14. M. B soutient par ailleurs que le retour dans son pays d’origine l’exposerait à des risques graves pesant sur sa sécurité personnelle, eu égard aux persécutions qu’il allègue craindre et à l’absence de traitement médical dans son pays d’origine. Toutefois, M. B, dont la demande de protection internationale a été rejetée par l’Office français de protection des réfugiés et apatrides puis par la Cour nationale du droit d’asile, n’apporte aucun élément susceptible d’établir la réalité des persécutions qu’il soutient craindre en cas de retour dans son pays. Il ressort en outre des pièces du dossier qu’alors même que le défaut de prise en charge médicale de son état de santé ne l’exposerait pas à des conséquences d’une exceptionnelle gravité, il peut accéder en Guinée à une prise en charge médicale appropriée à cet état. Dans ces conditions, le requérant n’est pas fondé à soutenir que le préfet de la Loire-Atlantique aurait commis une erreur manifeste dans son appréciation des conséquences de ses décisions sur la situation personnelle de l’intéressé.
15. Il résulte de tout ce qui précède que le requérant n’est pas fondé à demander l’annulation de l’arrêté attaqué.
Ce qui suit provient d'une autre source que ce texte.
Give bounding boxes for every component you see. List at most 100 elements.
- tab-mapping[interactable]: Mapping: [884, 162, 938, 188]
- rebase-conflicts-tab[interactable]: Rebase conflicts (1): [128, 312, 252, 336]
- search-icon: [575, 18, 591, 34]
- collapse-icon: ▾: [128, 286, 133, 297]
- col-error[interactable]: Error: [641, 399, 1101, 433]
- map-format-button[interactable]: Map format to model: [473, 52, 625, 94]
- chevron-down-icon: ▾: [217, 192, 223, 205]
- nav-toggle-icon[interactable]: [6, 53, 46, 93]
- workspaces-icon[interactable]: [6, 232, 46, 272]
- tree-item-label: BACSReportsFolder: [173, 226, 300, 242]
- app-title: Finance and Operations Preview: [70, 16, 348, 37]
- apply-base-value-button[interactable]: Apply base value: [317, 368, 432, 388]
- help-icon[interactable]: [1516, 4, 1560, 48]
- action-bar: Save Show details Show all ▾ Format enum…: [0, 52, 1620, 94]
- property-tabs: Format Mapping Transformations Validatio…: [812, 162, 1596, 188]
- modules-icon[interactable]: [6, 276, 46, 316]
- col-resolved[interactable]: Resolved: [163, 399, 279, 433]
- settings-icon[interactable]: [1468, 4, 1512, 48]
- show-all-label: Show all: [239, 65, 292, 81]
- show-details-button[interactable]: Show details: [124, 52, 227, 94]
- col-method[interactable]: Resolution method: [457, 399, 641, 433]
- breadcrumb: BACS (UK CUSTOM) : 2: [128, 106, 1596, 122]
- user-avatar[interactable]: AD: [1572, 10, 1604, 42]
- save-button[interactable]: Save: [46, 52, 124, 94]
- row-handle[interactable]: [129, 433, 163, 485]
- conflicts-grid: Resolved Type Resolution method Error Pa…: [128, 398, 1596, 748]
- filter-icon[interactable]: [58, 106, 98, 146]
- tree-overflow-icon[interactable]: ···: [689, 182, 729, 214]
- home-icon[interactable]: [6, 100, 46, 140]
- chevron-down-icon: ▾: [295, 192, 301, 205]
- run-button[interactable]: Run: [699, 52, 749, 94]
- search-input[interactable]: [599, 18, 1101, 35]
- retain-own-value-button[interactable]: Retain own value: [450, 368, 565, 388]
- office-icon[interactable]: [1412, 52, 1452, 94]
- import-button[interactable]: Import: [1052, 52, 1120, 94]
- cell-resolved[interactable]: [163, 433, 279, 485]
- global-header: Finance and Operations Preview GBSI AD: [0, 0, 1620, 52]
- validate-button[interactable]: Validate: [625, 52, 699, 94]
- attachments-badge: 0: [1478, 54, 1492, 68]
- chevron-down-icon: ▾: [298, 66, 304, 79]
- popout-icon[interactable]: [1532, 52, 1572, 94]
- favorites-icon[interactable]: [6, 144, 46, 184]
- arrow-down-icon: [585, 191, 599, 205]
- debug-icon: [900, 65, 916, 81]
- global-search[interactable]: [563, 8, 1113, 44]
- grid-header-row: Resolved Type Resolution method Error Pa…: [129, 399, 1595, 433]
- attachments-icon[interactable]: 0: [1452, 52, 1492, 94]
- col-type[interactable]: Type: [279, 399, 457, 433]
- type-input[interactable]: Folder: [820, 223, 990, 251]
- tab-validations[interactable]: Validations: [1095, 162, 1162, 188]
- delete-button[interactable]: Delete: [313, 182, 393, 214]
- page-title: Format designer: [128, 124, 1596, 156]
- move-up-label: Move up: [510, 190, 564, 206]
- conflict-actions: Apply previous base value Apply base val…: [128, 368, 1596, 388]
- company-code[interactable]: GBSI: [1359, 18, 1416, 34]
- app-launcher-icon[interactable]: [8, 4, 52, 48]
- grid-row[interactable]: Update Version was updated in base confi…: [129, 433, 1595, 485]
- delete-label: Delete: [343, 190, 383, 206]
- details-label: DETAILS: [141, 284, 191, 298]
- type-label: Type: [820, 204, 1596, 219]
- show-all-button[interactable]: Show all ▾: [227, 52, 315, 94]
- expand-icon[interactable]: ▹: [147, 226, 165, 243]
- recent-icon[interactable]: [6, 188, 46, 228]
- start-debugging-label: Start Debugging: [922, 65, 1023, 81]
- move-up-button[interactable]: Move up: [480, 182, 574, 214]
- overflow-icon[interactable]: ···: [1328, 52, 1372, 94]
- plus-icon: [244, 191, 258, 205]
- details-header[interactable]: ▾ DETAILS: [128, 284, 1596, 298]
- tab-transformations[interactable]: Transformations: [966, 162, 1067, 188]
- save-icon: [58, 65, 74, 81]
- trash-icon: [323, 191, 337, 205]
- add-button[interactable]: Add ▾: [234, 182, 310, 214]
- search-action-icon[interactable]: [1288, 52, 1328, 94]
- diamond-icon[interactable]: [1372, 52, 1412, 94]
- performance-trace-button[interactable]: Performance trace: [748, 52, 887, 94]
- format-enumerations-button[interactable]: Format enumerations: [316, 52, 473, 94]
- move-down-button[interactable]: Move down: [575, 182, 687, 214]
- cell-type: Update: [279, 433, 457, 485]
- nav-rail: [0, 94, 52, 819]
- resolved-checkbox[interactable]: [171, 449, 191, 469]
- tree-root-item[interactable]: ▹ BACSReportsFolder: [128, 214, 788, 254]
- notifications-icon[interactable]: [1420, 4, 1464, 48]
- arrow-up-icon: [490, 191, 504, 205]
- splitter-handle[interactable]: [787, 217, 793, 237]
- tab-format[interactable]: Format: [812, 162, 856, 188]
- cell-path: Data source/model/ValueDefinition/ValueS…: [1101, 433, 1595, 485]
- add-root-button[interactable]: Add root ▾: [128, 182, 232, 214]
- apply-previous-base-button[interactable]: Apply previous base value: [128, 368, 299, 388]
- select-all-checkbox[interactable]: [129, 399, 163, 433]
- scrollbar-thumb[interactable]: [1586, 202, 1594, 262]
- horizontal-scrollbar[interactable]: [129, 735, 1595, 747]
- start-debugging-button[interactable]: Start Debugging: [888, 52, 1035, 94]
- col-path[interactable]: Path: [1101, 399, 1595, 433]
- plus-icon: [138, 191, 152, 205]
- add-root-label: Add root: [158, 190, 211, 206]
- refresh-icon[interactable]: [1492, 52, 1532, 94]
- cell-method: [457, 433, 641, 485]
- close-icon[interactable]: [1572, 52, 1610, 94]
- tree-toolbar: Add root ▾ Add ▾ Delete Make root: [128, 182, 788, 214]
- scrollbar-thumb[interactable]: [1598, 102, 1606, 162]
Les conclusions à fin d’injonction ne peuvent, par suite, être accueillies.
Sur les frais liés au litige :
16. Les dispositions de l’article L. 761-1 du code de justice administrative et de l’article 37 de la loi du 10 juillet 1991 relative à l’aide juridique font obstacle à ce que soit mise à la charge de l’Etat, qui n’est pas, dans la présente instance, la partie perdante, le versement d’une somme à ces titres.
D É C I D E :
Article 1er : La requête de M. B est rejetée.
Article 2 :Le présent jugement sera notifié à M. E B, au préfet de la Loire-Atlantique et à Me Zoé Guilbaud.
Délibéré après l’audience du 5 septembre 2023, à laquelle siégeaient :
M. Durup de Baleine, président,
Mme Thomas, première conseillère,
M. Brémond, premier conseiller.
Rendu public par mise à disposition au greffe le 19 septembre 2023.
Le président-rapporteur,
A. DURUP DE BALEINEL’assesseure la plus ancienne
dans l’ordre du tableau,
S. THOMAS
La greffière,
L. LÉCUYER
La République mande et ordonne au préfet de la Loire-Atlantique en ce qui le concerne ou à tous commissaires de justice à ce requis en ce qui concerne les voies de droit commun contre les parties privées, de pourvoir à l’exécution de la présente décision.